Monday, 14 May 2018

Fun Mom Dinner (2017)

I am trying to figure out why I disliked Fun Mom Dinner so much. It's not that it isn't funny enough for a comedy, although it isn't. It's not that the cast are largely wasted, although they are. And it's certainly not that the whole thing ambles along towards a hugely predictable third act, although it does. I think it is all of these things and more. Mainly, it feels like someone saw the success of Bad Moms and tried to copy that "formula", and they failed.

The plot revolves around four mothers. They are stuck-in-a-rut Emily (Katie Aselton), single oversharer Jamie (Molly Shannon), grumpy Kate (Toni Collette), and a woman who can be relied on to run everything with military precision when need be, named Melanie (Bridget Everett). They all end up on a big night out while their kids are being looked after, drink flows, weed is smoked, and confessions are delivered in ways that allow the women to view each other in a different light. Basically. There are a few sub-plots (one involving two of the hubbies - Adam Scott and Rob Huebel - who are watching the kids, one involving a barman - Adam Levine - who takes a liking to Emily, and one involving a sweet guy played by Paul Rust) but they all feel clumsily inserted, and all continue to serve the lessons being learned about mothers still being women too.

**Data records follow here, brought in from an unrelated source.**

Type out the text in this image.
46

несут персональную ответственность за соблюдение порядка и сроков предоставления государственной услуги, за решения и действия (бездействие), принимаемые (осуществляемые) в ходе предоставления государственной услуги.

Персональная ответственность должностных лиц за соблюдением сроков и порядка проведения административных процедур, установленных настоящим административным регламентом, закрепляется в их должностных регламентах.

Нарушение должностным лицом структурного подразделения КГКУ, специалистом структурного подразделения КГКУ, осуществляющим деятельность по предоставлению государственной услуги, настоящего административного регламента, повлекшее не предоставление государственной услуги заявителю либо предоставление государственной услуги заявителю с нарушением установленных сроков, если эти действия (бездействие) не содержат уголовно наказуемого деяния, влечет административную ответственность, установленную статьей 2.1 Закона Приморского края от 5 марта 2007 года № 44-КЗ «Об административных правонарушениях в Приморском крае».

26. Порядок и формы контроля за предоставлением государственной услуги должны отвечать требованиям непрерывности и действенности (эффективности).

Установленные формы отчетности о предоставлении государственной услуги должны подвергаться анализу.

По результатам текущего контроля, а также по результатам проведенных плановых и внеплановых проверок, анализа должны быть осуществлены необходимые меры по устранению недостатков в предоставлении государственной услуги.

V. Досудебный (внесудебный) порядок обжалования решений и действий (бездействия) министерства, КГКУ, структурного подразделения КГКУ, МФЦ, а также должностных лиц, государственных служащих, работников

Director Alethea Jones doesn't really do much wrong here, in terms of the technical stuff. The pacing is fine, the camera points in the right direction, and there are a couple of familiar pop hits in the soundtrack (although one of the better songs is used for a godawful karaoke scene). One of the biggest problems that the film has is the cast.

It's not that Aselton is bad, she's just not a very appealing lead. She is far too bland to bother about, as is the character she plays. Collette deserves much better than the material she's given here, as does the usually wonderful Shannon. Everett gets some of the best moments, and she fares the best out of the central quartet, perhaps because I wasn't familiar with her before this. Strangely, the male cast members fare a lot better, with Scott and Huebel a lot of fun, and Levine and Rust both managing to come across as nice guys with different ways of connecting with the women.

Which brings us to the other big problem here. The script. Written by Julie Rudd (and at least her husband, Paul, stops by to steal one scene), there just isn't enough here that works, largely due to the lack of decent laughs. The rest of the problems would be easier to forgive if the film remembered that it was a comedy. Almost every mainstream comedy has the standard chain of events leading to the group bonding, the pop music to either bring joy to the main characters or accompany a fun montage, and a clash of two very different demographics (as in the scene in which these mothers inadvertently crash a teen party). Those things are all fine and enjoyable enough, if done well.

Sure, if you find this available for free then you may want to give it a watch. But I am willing to bet that by the time the end credits roll you just wish that you'd rewatched Bad Moms. Not that this film was ever aiming to be that film, I can imagine someone telling me, . . . but we all know that it was.